Naming, Branding & Breaking Ground for Residential Developments in The Grove
It was a pretty normal new-business meeting.
We sat in a conference room in the Atomicdust office talking to a few people from Green Street, a real estate development company we’d worked with before. They told us about a new project they were hoping we’d take on.
Green Street had spent years preparing to develop new residential buildings in The Grove neighborhood of St. Louis and was almost ready to begin construction. They needed names and branding for the buildings (all seven of them). We love the Green Street team. We love creating brand identities. We love The Grove. The project would be a cinch.
It was mid-March 2020.
A new development.
You know where this is going. It was a pretty normal new-business meeting, in an overall normal time. But by the next week, the country had shut down, and so had our office.
The team regrouped online to talk about the project. We had to come up with names and brands for the residential buildings, keeping in mind a few requirements. The largest building (located where Recess had once stood) was designed around wellness and healthy lifestyles, with a bike repair shop, walking trails, high-end exercise facility and pool.
The other six buildings would all be under one community umbrella, but each would have its own location, unique design and name. The group of six would be related, but they needed to have names that could work on their own.
We added some meetings to the calendar to start brainstorming. But we wondered how creative collaboration would even work with each of us in a different location, acclimating to working from home and dependent on technology to connect.
Would our outcomes suffer? Would we be able to produce the same level of work?
What’s in a name? For us, a lot.
Connecting via Slack video calls and using a shared Google Doc in lieu of a whiteboard, we started brainstorming.
We knew we wanted the names and brands to reflect The Grove, so we started there. We researched the area’s geography, culture and history, even famous St. Louisans. Inspired by the wellness focus and modern building designs, we wrote down names inspired by nature and architecture: types of stones and trees, bodies of water, schools of design.
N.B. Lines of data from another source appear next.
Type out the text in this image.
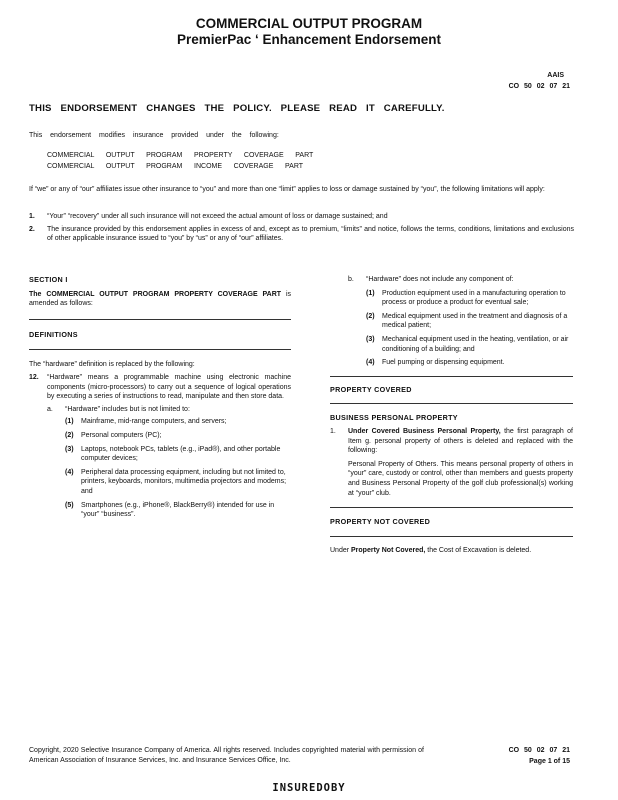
COMMERCIAL OUTPUT PROGRAM
PremierPac ‘ Enhancement Endorsement
AAIS
CO 50 02 07 21
THIS ENDORSEMENT CHANGES THE POLICY. PLEASE READ IT CAREFULLY.
This endorsement modifies insurance provided under the following:
COMMERCIAL      OUTPUT      PROGRAM      PROPERTY      COVERAGE      PART
COMMERCIAL      OUTPUT      PROGRAM      INCOME      COVERAGE      PART
If “we” or any of “our” affiliates issue other insurance to “you” and more than one “limit” applies to loss or damage sustained by “you”, the following limitations will apply:
1. “Your” “recovery” under all such insurance will not exceed the actual amount of loss or damage sustained; and
2. The insurance provided by this endorsement applies in excess of and, except as to premium, “limits” and notice, follows the terms, conditions, limitations and exclusions of other applicable insurance issued to “you” by “us” or any of “our” affiliates.
SECTION I
The COMMERCIAL OUTPUT PROGRAM PROPERTY COVERAGE PART is amended as follows:
DEFINITIONS
The “hardware” definition is replaced by the following:
12. “Hardware” means a programmable machine using electronic machine components (micro-processors) to carry out a sequence of logical operations by executing a series of instructions to read, manipulate and then store data.
a. “Hardware” includes but is not limited to:
(1) Mainframe, mid-range computers, and servers;
(2) Personal computers (PC);
(3) Laptops, notebook PCs, tablets (e.g., iPad®), and other portable computer devices;
(4) Peripheral data processing equipment, including but not limited to, printers, keyboards, monitors, multimedia projectors and modems; and
(5) Smartphones (e.g., iPhone®, BlackBerry®) intended for use in “your” “business”.
b. “Hardware” does not include any component of:
(1) Production equipment used in a manufacturing operation to process or produce a product for eventual sale;
(2) Medical equipment used in the treatment and diagnosis of a medical patient;
(3) Mechanical equipment used in the heating, ventilation, or air conditioning of a building; and
(4) Fuel pumping or dispensing equipment.
PROPERTY COVERED
BUSINESS PERSONAL PROPERTY
1. Under Covered Business Personal Property, the first paragraph of Item g. personal property of others is deleted and replaced with the following:
Personal Property of Others. This means personal property of others in “your” care, custody or control, other than members and guests property and Business Personal Property of the golf club professional(s) working at “your” club.
PROPERTY NOT COVERED
Under Property Not Covered, the Cost of Excavation is deleted.
Copyright, 2020 Selective Insurance Company of America. All rights reserved. Includes copyrighted material with permission of American Association of Insurance Services, Inc. and Insurance Services Office, Inc.
CO 50 02 07 21
Page 1 of 15
INSUREDOBY
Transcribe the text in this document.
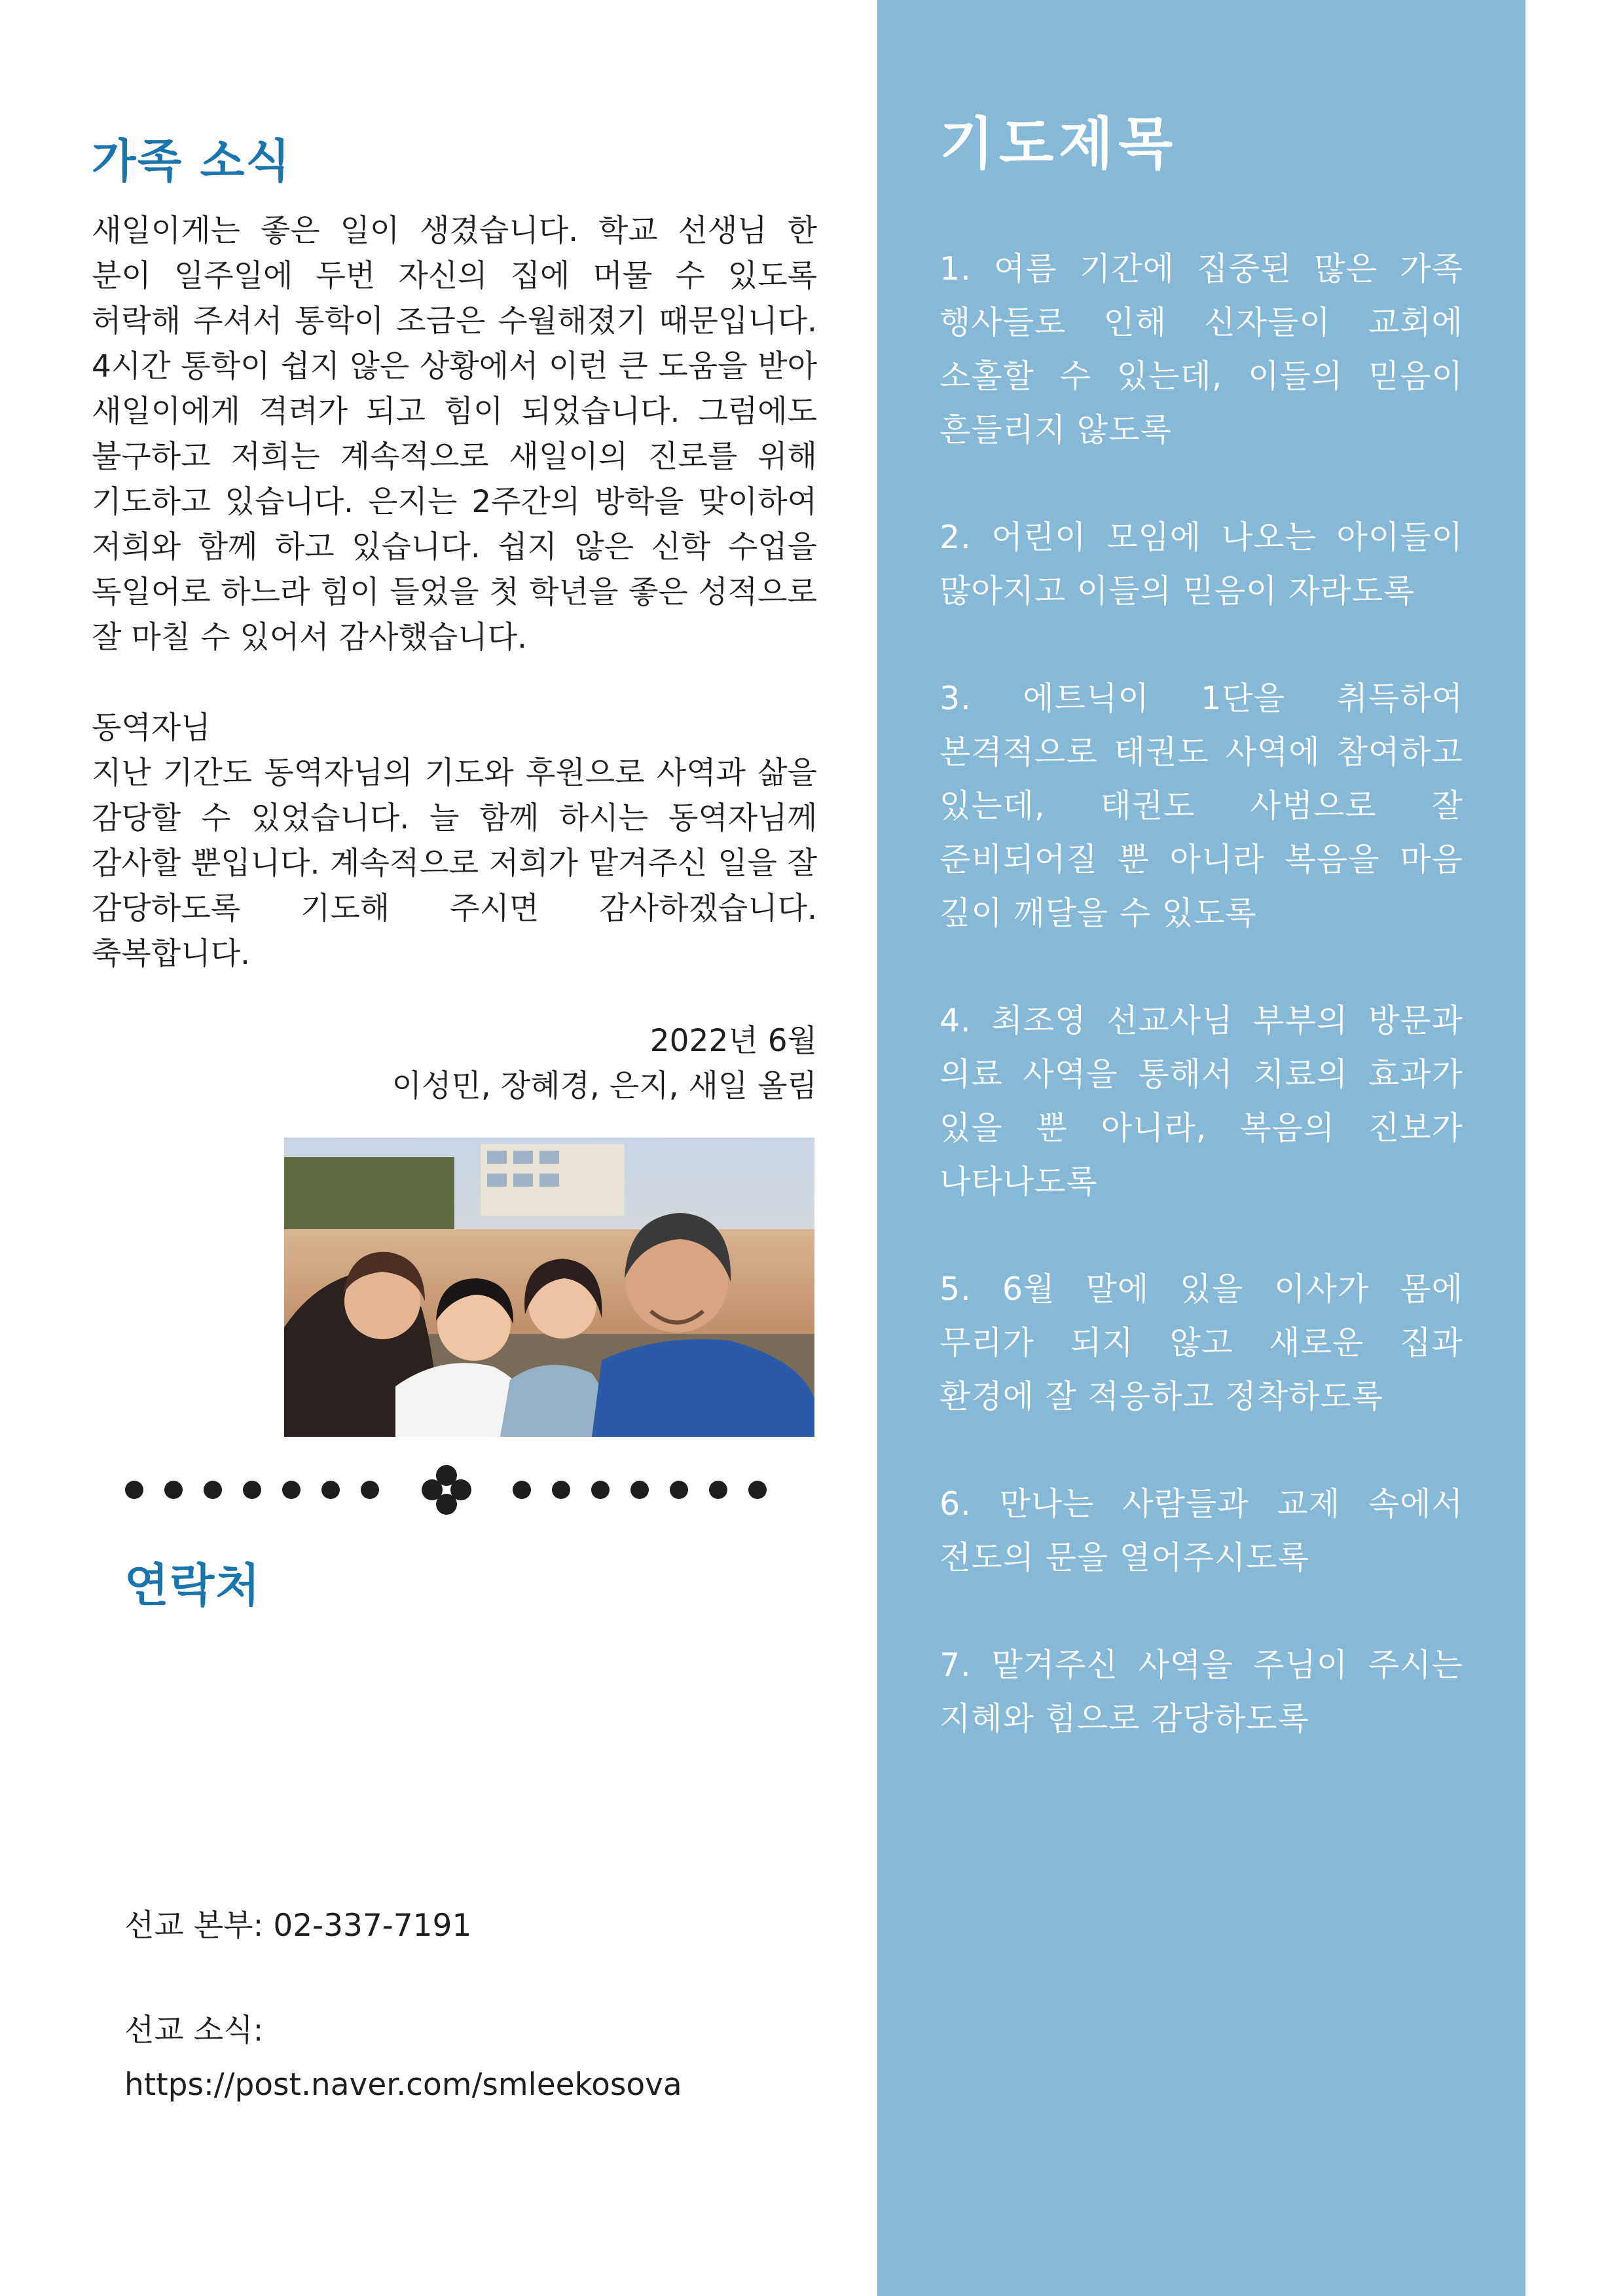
가족 소식

새일이게는 좋은 일이 생겼습니다. 학교 선생님 한 분이 일주일에 두번 자신의 집에 머물 수 있도록 허락해 주셔서 통학이 조금은 수월해졌기 때문입니다. 4시간 통학이 쉽지 않은 상황에서 이런 큰 도움을 받아 새일이에게 격려가 되고 힘이 되었습니다. 그럼에도 불구하고 저희는 계속적으로 새일이의 진로를 위해 기도하고 있습니다. 은지는 2주간의 방학을 맞이하여 저희와 함께 하고 있습니다. 쉽지 않은 신학 수업을 독일어로 하느라 힘이 들었을 첫 학년을 좋은 성적으로 잘 마칠 수 있어서 감사했습니다.

동역자님

지난 기간도 동역자님의 기도와 후원으로 사역과 삶을 감당할 수 있었습니다. 늘 함께 하시는 동역자님께 감사할 뿐입니다. 계속적으로 저희가 맡겨주신 일을 잘 감당하도록 기도해 주시면 감사하겠습니다. 축복합니다.

2022년 6월
이성민, 장혜경, 은지, 새일 올림
연락처
선교 본부: 02-337-7191
선교 소식:
https://post.naver.com/smleekosova
기도제목
1. 여름 기간에 집중된 많은 가족 행사들로 인해 신자들이 교회에 소홀할 수 있는데, 이들의 믿음이 흔들리지 않도록
2. 어린이 모임에 나오는 아이들이 많아지고 이들의 믿음이 자라도록
3. 에트닉이 1단을 취득하여 본격적으로 태권도 사역에 참여하고 있는데, 태권도 사범으로 잘 준비되어질 뿐 아니라 복음을 마음 깊이 깨달을 수 있도록
4. 최조영 선교사님 부부의 방문과 의료 사역을 통해서 치료의 효과가 있을 뿐 아니라, 복음의 진보가 나타나도록
5. 6월 말에 있을 이사가 몸에 무리가 되지 않고 새로운 집과 환경에 잘 적응하고 정착하도록
6. 만나는 사람들과 교제 속에서 전도의 문을 열어주시도록
7. 맡겨주신 사역을 주님이 주시는 지혜와 힘으로 감당하도록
Names inspired by The Grove’s hip reputation, and pace of life. Names inspired by constellations and space. Names inspired by community.
We wrote down pages and pages of names.
We shared a shortlist with Green Street, and they homed in on one: Terra, the Latin word for Earth. Their team loved the concept for the largest building and wanted to see more ideas around it.
Back at the whiteboard Google Doc, we reviewed the ideas we’d already come up with and remembered Union. It would be perfect for the umbrella brand for the six smaller buildings. We just had to figure out what to name those.
Down-to-earth branding.
My Google search history during a naming project probably looks pretty strange. In brand naming, the answer can come from anywhere. Going on tangents and researching seemingly weird topics is encouraged.
That’s how we ended up looking at a map of Missouri soils. Soils, like earth. Or Terra.
The soil names were perfect: Ashe, Knox, Booker, Iva, Marshall, Blake and more. A cross between Midwestern Americana and urban hip.
We had the names down. Next came brand language and visual identities.
A solid foundation.
By now, a month or two into the project, we’d realized that we were, in fact, able to work just as well from home as we did in the office. All it took were some added tools—Slack video calls, VPN access to the server, more Google Docs—mixed in with the old—brainstorms, review and feedback processes, our same push for elevated brand identities.
Developing brand language for both Terra and Union gave us a foundation on which we could build the rest of the brand identity.
The renderings Green Street had shared of Terra showed a refreshing juxtaposition of Scandinavian design against an urban backdrop lush with greenery. Our team started exploring various shapes, patterns and colors incorporating Terra’s focus on wellness and its modern, geometric aesthetic.
But we had to be careful—this brand would help attract prospective tenants, and we didn’t want to make it seem too young and feminine or too industrial and modern and risk alienating any audiences.
Inspiration came in the form of Danish folk art. Bold colors and a mix of organic and geometric shapes set the perfect tone (and paired nicely with) the Scandinavian architectural style of the building. We developed a repeat pattern of shapes representing Terra’s natural feel in a city setting.
Creating the visuals for Union came with its own challenges: each building had its own style, and the brand needed to encompass them all. So we designed a sleek, modern logo and brand pattern, with rectangles alluding to city blocks and buildings, in a muted color palette.
A brand in action.
We delivered the brand to the client and their partners. The teams at Roseman & Associates, Arcturis and JEMA took the identities and found ways to bring them to life inside of the buildings. Signage, carpeting and even unique wallpaper for each floor (to help prevent people from stepping off the elevator on the wrong level) support the brand and enhance the environment.
Green Street recently broke ground on Terra at the Grove and Union at the Grove and invited our team to tour the site. Of course, the buildings won’t be move-in ready until later next year, but it was exciting to see the development underway.
In a vibrant neighborhood in our beloved city, Terra and Union will bring even more life and community to The Grove—and we’re thrilled to have been a part of it.